Le seul fait que des symptômes douloureux ne se sont manifestés qu'après la survenance d'un accident ne suffit pas à établir un rapport de causalité naturelle avec cet accident (non-application du raisonnement « post hoc, ergo propter hoc » ; ATF 119 V 335 consid. 2b/bb ; TF 8C_347/2013 du 18 février 2014 consid. 2.2).
bb) En second lieu, le droit à des prestations de l'assurance-accidents implique l'existence d'un lien de causalité adéquate entre l'événement accidentel et l'atteinte à la santé. La causalité doit être considérée comme adéquate si, d'après le cours ordinaire des choses et l'expérience de la vie, le fait en cause était propre à entraîner un effet du genre de celui qui s'est produit, la survenance de ce résultat paraissant de façon générale favorisée par une telle circonstance (ATF 129 V 177 consid. 3.2 ; 125 V 456 consid. 5a et les références citées). L’existence d’un rapport de causalité adéquate est une question de droit ; elle doit être appréciée sous l’angle juridique et tranchée par l’administration ou le juge, et non par des experts médicaux (ATF 107 V 173 consid. 4b ; TF U 493/06 du 5 novembre 2007 consid. 3.2).
En matière de troubles physiques, la causalité adéquate se recoupe largement avec la causalité naturelle, de sorte qu’elle ne joue pratiquement pas de rôle et qu’il n’y a pas lieu d’examiner séparément ces deux liens de causalité (ATF 138 V 248 consid. 4 ; 127 V 102 consid. 5b/bb et les références citées).
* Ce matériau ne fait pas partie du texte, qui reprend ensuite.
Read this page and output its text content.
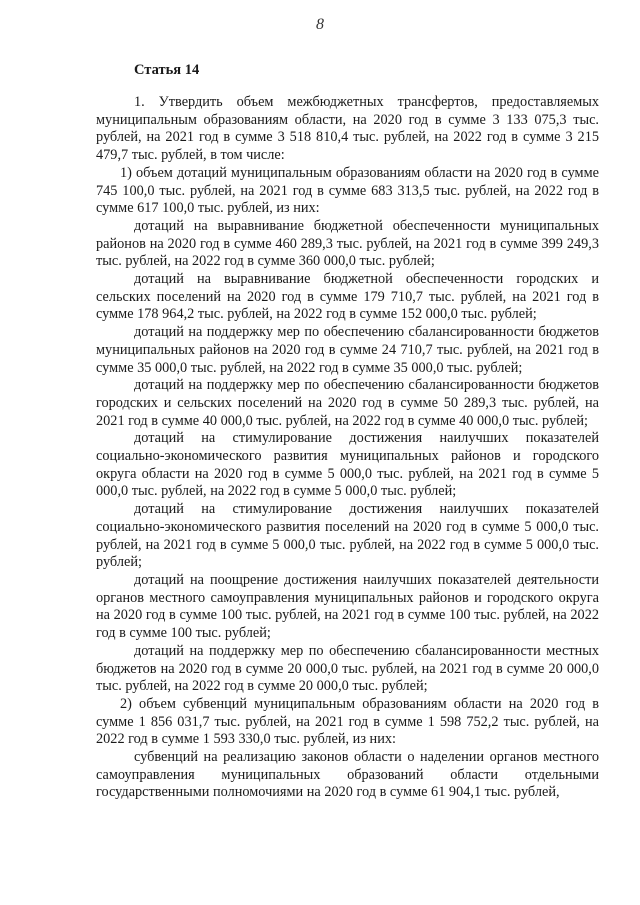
8
Статья 14

1. Утвердить объем межбюджетных трансфертов, предоставляемых муниципальным образованиям области, на 2020 год в сумме 3 133 075,3 тыс. рублей, на 2021 год в сумме 3 518 810,4 тыс. рублей, на 2022 год в сумме 3 215 479,7 тыс. рублей, в том числе:

1) объем дотаций муниципальным образованиям области на 2020 год в сумме 745 100,0 тыс. рублей, на 2021 год в сумме 683 313,5 тыс. рублей, на 2022 год в сумме 617 100,0 тыс. рублей, из них:

дотаций на выравнивание бюджетной обеспеченности муниципальных районов на 2020 год в сумме 460 289,3 тыс. рублей, на 2021 год в сумме 399 249,3 тыс. рублей, на 2022 год в сумме 360 000,0 тыс. рублей;

дотаций на выравнивание бюджетной обеспеченности городских и сельских поселений на 2020 год в сумме 179 710,7 тыс. рублей, на 2021 год в сумме 178 964,2 тыс. рублей, на 2022 год в сумме 152 000,0 тыс. рублей;

дотаций на поддержку мер по обеспечению сбалансированности бюджетов муниципальных районов на 2020 год в сумме 24 710,7 тыс. рублей, на 2021 год в сумме 35 000,0 тыс. рублей, на 2022 год в сумме 35 000,0 тыс. рублей;

дотаций на поддержку мер по обеспечению сбалансированности бюджетов городских и сельских поселений на 2020 год в сумме 50 289,3 тыс. рублей, на 2021 год в сумме 40 000,0 тыс. рублей, на 2022 год в сумме 40 000,0 тыс. рублей;

дотаций на стимулирование достижения наилучших показателей социально-экономического развития муниципальных районов и городского округа области на 2020 год в сумме 5 000,0 тыс. рублей, на 2021 год в сумме 5 000,0 тыс. рублей, на 2022 год в сумме 5 000,0 тыс. рублей;

дотаций на стимулирование достижения наилучших показателей социально-экономического развития поселений на 2020 год в сумме 5 000,0 тыс. рублей, на 2021 год в сумме 5 000,0 тыс. рублей, на 2022 год в сумме 5 000,0 тыс. рублей;

дотаций на поощрение достижения наилучших показателей деятельности органов местного самоуправления муниципальных районов и городского округа на 2020 год в сумме 100 тыс. рублей, на 2021 год в сумме 100 тыс. рублей, на 2022 год в сумме 100 тыс. рублей;

дотаций на поддержку мер по обеспечению сбалансированности местных бюджетов на 2020 год в сумме 20 000,0 тыс. рублей, на 2021 год в сумме 20 000,0 тыс. рублей, на 2022 год в сумме 20 000,0 тыс. рублей;

2) объем субвенций муниципальным образованиям области на 2020 год в сумме 1 856 031,7 тыс. рублей, на 2021 год в сумме 1 598 752,2 тыс. рублей, на 2022 год в сумме 1 593 330,0 тыс. рублей, из них:

субвенций на реализацию законов области о наделении органов местного самоуправления муниципальных образований области отдельными государственными полномочиями на 2020 год в сумме 61 904,1 тыс. рублей,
cc) En revanche, il en va autrement lorsque des symptômes, bien qu'apparaissant en relation de causalité naturelle avec un événement accidentel, ne sont pas objectivables du point de vue organique. Dans ce cas, il y a lieu d'examiner le caractère adéquat du lien de causalité en se fondant sur le déroulement de l'événement accidentel, compte tenu, selon les circonstances, de certains critères en relation avec cet événement (ATF 134 V 109 consid. 10 ; 117 V 359 consid. 6 et 369 consid. 4; 115 V 133 consid. 6 et 403 consid. 5). En présence de troubles psychiques apparus après un accident, on examine les critères de la causalité adéquate en excluant les aspects psychiques (ATF 115 V 133 consid. 6c/aa et 403 consid. 5c/aa), tandis qu'en présence d'un traumatisme de type «coup du lapin» à la colonne cervicale, d'un traumatisme analogue à la colonne ou d'un traumatisme cranio-cérébral, on peut renoncer à distinguer les éléments physiques des éléments psychiques (ATF 134 V 109 consid. 7 ss ; voir également ATF 117 V 359 consid. 6a).
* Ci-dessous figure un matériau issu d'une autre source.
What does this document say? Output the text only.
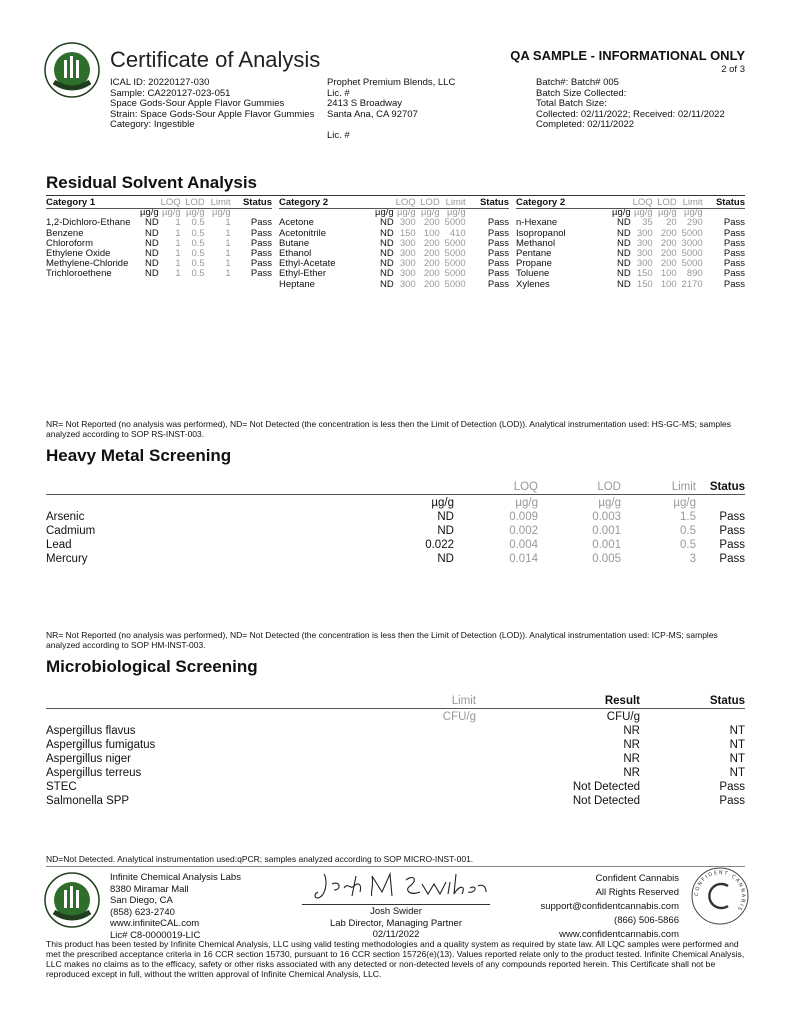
Certificate of Analysis	QA SAMPLE - INFORMATIONAL ONLY
2 of 3
ICAL ID: 20220127-030
Sample: CA220127-023-051
Space Gods-Sour Apple Flavor Gummies
Strain: Space Gods-Sour Apple Flavor Gummies
Category: Ingestible
Prophet Premium Blends, LLC
Lic. #
2413 S Broadway
Santa Ana, CA 92707
Lic. #
Batch#: Batch# 005
Batch Size Collected:
Total Batch Size:
Collected: 02/11/2022; Received: 02/11/2022
Completed: 02/11/2022
Residual Solvent Analysis
Category 1		LOQ	LOD	Limit	Status
	µg/g	µg/g	µg/g	µg/g	
1,2-Dichloro-Ethane	ND	1	0.5	1	Pass
Benzene	ND	1	0.5	1	Pass
Chloroform	ND	1	0.5	1	Pass
Ethylene Oxide	ND	1	0.5	1	Pass
Methylene-Chloride	ND	1	0.5	1	Pass
Trichloroethene	ND	1	0.5	1	Pass
Category 2		LOQ	LOD	Limit	Status
	µg/g	µg/g	µg/g	µg/g	
Acetone	ND	300	200	5000	Pass
Acetonitrile	ND	150	100	410	Pass
Butane	ND	300	200	5000	Pass
Ethanol	ND	300	200	5000	Pass
Ethyl-Acetate	ND	300	200	5000	Pass
Ethyl-Ether	ND	300	200	5000	Pass
Heptane	ND	300	200	5000	Pass
Category 2		LOQ	LOD	Limit	Status
	µg/g	µg/g	µg/g	µg/g	
n-Hexane	ND	35	20	290	Pass
Isopropanol	ND	300	200	5000	Pass
Methanol	ND	300	200	3000	Pass
Pentane	ND	300	200	5000	Pass
Propane	ND	300	200	5000	Pass
Toluene	ND	150	100	890	Pass
Xylenes	ND	150	100	2170	Pass
NR= Not Reported (no analysis was performed), ND= Not Detected (the concentration is less then the Limit of Detection (LOD)). Analytical instrumentation used: HS-GC-MS; samples analyzed according to SOP RS-INST-003.
Heavy Metal Screening
		LOQ	LOD	Limit	Status
	µg/g	µg/g	µg/g	µg/g	
Arsenic	ND	0.009	0.003	1.5	Pass
Cadmium	ND	0.002	0.001	0.5	Pass
Lead	0.022	0.004	0.001	0.5	Pass
Mercury	ND	0.014	0.005	3	Pass
NR= Not Reported (no analysis was performed), ND= Not Detected (the concentration is less then the Limit of Detection (LOD)). Analytical instrumentation used: ICP-MS; samples analyzed according to SOP HM-INST-003.
Microbiological Screening
	Limit	Result	Status
	CFU/g	CFU/g	
Aspergillus flavus		NR	NT
Aspergillus fumigatus		NR	NT
Aspergillus niger		NR	NT
Aspergillus terreus		NR	NT
STEC		Not Detected	Pass
Salmonella SPP		Not Detected	Pass
ND=Not Detected. Analytical instrumentation used:qPCR; samples analyzed according to SOP MICRO-INST-001.
Infinite Chemical Analysis Labs
8380 Miramar Mall
San Diego, CA
(858) 623-2740
www.infiniteCAL.com
Lic# C8-0000019-LIC
Josh Swider
Lab Director, Managing Partner
02/11/2022
Confident Cannabis
All Rights Reserved
support@confidentcannabis.com
(866) 506-5866
www.confidentcannabis.com
CONFIDENT CANNABIS
This product has been tested by Infinite Chemical Analysis, LLC using valid testing methodologies and a quality system as required by state law. All LQC samples were performed and met the prescribed acceptance criteria in 16 CCR section 15730, pursuant to 16 CCR section 15726(e)(13). Values reported relate only to the product tested. Infinite Chemical Analysis, LLC makes no claims as to the efficacy, safety or other risks associated with any detected or non-detected levels of any compounds reported herein. This Certificate shall not be reproduced except in full, without the written approval of Infinite Chemical Analysis, LLC.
Nonobstant ce qui précède, il convient d'appliquer la jurisprudence en matière de troubles psychiques (ATF 115 V 133 et 403), en particulier en distinguant entre atteintes d'origine psychique et atteintes organiques, même en cas de traumatisme de type «coup du lapin», de traumatisme analogue ou de traumatisme cranio-cérébral, lorsque les troubles psychiques apparus après l'accident constituent clairement une atteinte à la santé distincte et indépendante du tableau clinique consécutif à un traumatisme de ce type (TFA U 96/00 du 12 octobre 2000 consid. 2b, in RAMA 2001 n° U 412 p. 79; cf. également ATF 134 V 109 consid. 9.5; TF 8C_957/2008 du 1er mai 2009 consid. 4.2, 8C_124/2007 du 20 mai 2008 consid. 3.2 et 8C_591/2007 du 14 mai 2008 consid. 3.1).
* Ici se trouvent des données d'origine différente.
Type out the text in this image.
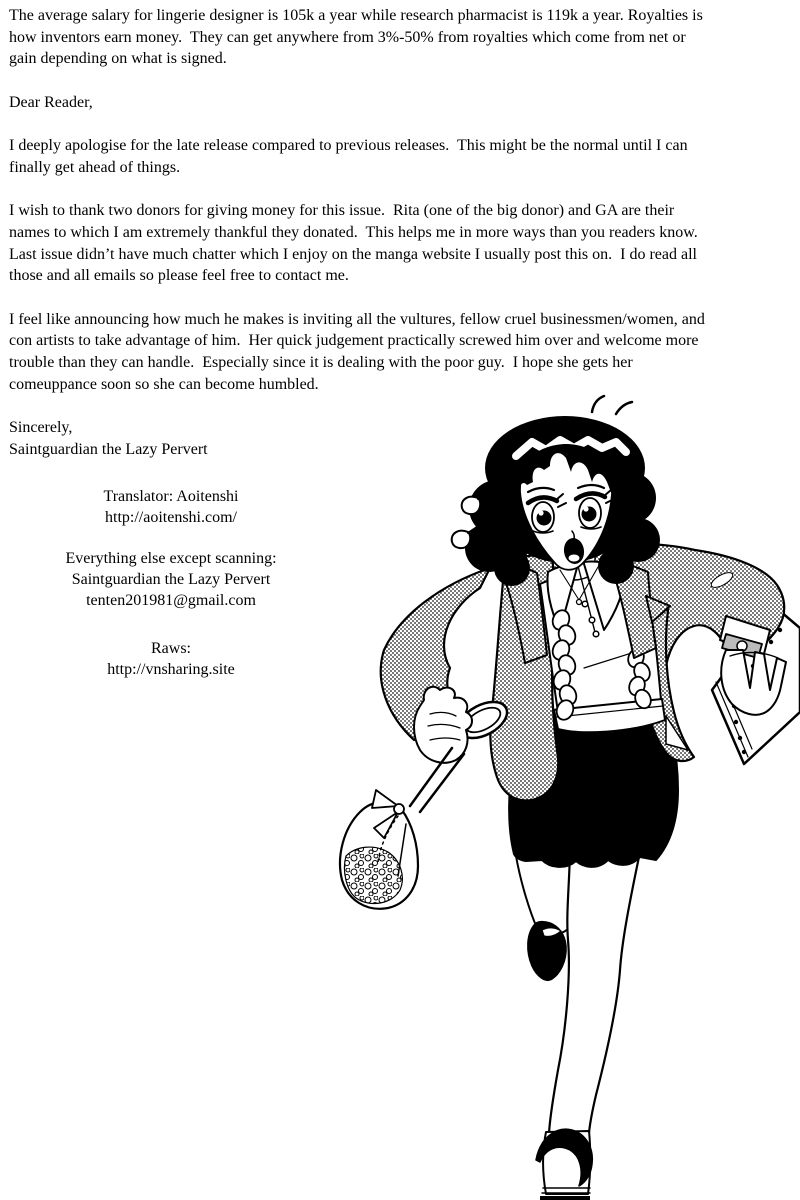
The average salary for lingerie designer is 105k a year while research pharmacist is 119k a year. Royalties is
how inventors earn money.  They can get anywhere from 3%-50% from royalties which come from net or
gain depending on what is signed.
Dear Reader,
I deeply apologise for the late release compared to previous releases.  This might be the normal until I can
finally get ahead of things.
I wish to thank two donors for giving money for this issue.  Rita (one of the big donor) and GA are their
names to which I am extremely thankful they donated.  This helps me in more ways than you readers know.
Last issue didn’t have much chatter which I enjoy on the manga website I usually post this on.  I do read all
those and all emails so please feel free to contact me.
I feel like announcing how much he makes is inviting all the vultures, fellow cruel businessmen/women, and
con artists to take advantage of him.  Her quick judgement practically screwed him over and welcome more
trouble than they can handle.  Especially since it is dealing with the poor guy.  I hope she gets her
comeuppance soon so she can become humbled.
Sincerely,
Saintguardian the Lazy Pervert
Translator: Aoitenshi
http://aoitenshi.com/
Everything else except scanning:
Saintguardian the Lazy Pervert
tenten201981@gmail.com
Raws:
http://vnsharing.site
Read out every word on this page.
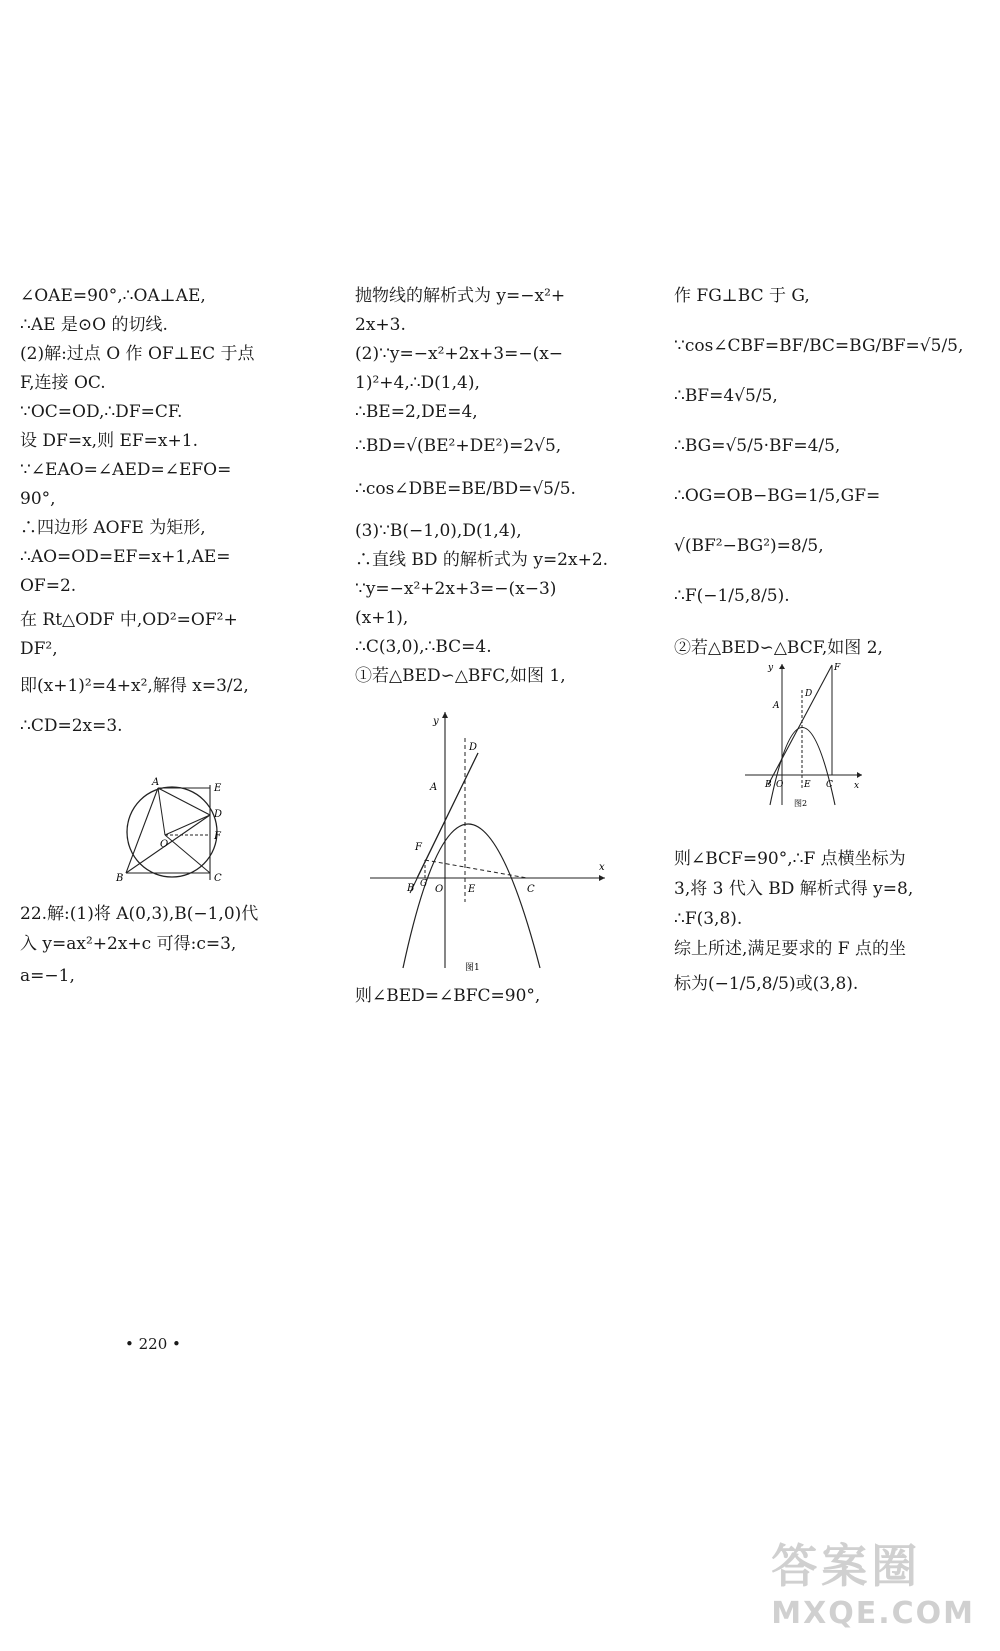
∠OAE=90°,∴OA⊥AE,
∴AE 是⊙O 的切线.
(2)解:过点 O 作 OF⊥EC 于点
F,连接 OC.
∵OC=OD,∴DF=CF.
设 DF=x,则 EF=x+1.
∵∠EAO=∠AED=∠EFO=
90°,
∴四边形 AOFE 为矩形,
∴AO=OD=EF=x+1,AE=
OF=2.
在 Rt△ODF 中,OD²=OF²+
DF²,
即(x+1)²=4+x²,解得 x=3/2,
∴CD=2x=3.
A
E
D
F
O
B	C
22.解:(1)将 A(0,3),B(−1,0)代
入 y=ax²+2x+c 可得:c=3,
a=−1,
抛物线的解析式为 y=−x²+
2x+3.
(2)∵y=−x²+2x+3=−(x−
1)²+4,∴D(1,4),
∴BE=2,DE=4,
∴BD=√(BE²+DE²)=2√5,
∴cos∠DBE=BE/BD=√5/5.
(3)∵B(−1,0),D(1,4),
∴直线 BD 的解析式为 y=2x+2.
∵y=−x²+2x+3=−(x−3)
(x+1),
∴C(3,0),∴BC=4.
①若△BED∽△BFC,如图 1,
y
x
D
A
F
B G O E	C
图1
则∠BED=∠BFC=90°,
作 FG⊥BC 于 G,
∵cos∠CBF=BF/BC=BG/BF=√5/5,
∴BF=4√5/5,
∴BG=√5/5·BF=4/5,
∴OG=OB−BG=1/5,GF=
√(BF²−BG²)=8/5,
∴F(−1/5,8/5).
②若△BED∽△BCF,如图 2,
y
x
F
D
A
B O E C
图2
则∠BCF=90°,∴F 点横坐标为
3,将 3 代入 BD 解析式得 y=8,
∴F(3,8).
综上所述,满足要求的 F 点的坐
标为(−1/5,8/5)或(3,8).
• 220 •
答案圈
MXQE.COM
4. a) Selon le principe de la libre appréciation des preuves (art. 61 let. c LPGA), le juge apprécie librement les preuves médicales qu’il a recueillies, sans être lié par des règles formelles, en procédant à une appréciation complète et rigoureuse des preuves. Le juge doit examiner objectivement tous les documents à disposition, quelle que soit leur provenance, puis décider s’ils permettent de porter un jugement valable sur le droit litigieux. S’il existe des avis contradictoires, il ne peut trancher l’affaire sans indiquer les raisons pour lesquelles il se fonde sur une opinion plutôt qu’une autre. En ce qui concerne la valeur probante d’un rapport médical, il est déterminant que les points litigieux aient fait l’objet d’une étude circonstanciée, que le rapport se fonde sur des examens complets, qu’il prenne également en considération les plaintes exprimées par la personne examinée, qu’il ait été établi en pleine connaissance du dossier (anamnèse), que la description du contexte médical et l’appréciation de la situation médicale soient claires et enfin que les conclusions de l’expert soient bien motivées. Au demeurant, l’élément déterminant pour la valeur probante, n’est ni l’origine du moyen de preuve, ni sa désignation comme rapport ou comme expertise, mais bel et bien son contenu (ATF 134 V 231 consid. 5.1 ; 125 V 351 consid. 3a ; TF 8C_75/2017 du 24 octobre 2017 consid. 3.4).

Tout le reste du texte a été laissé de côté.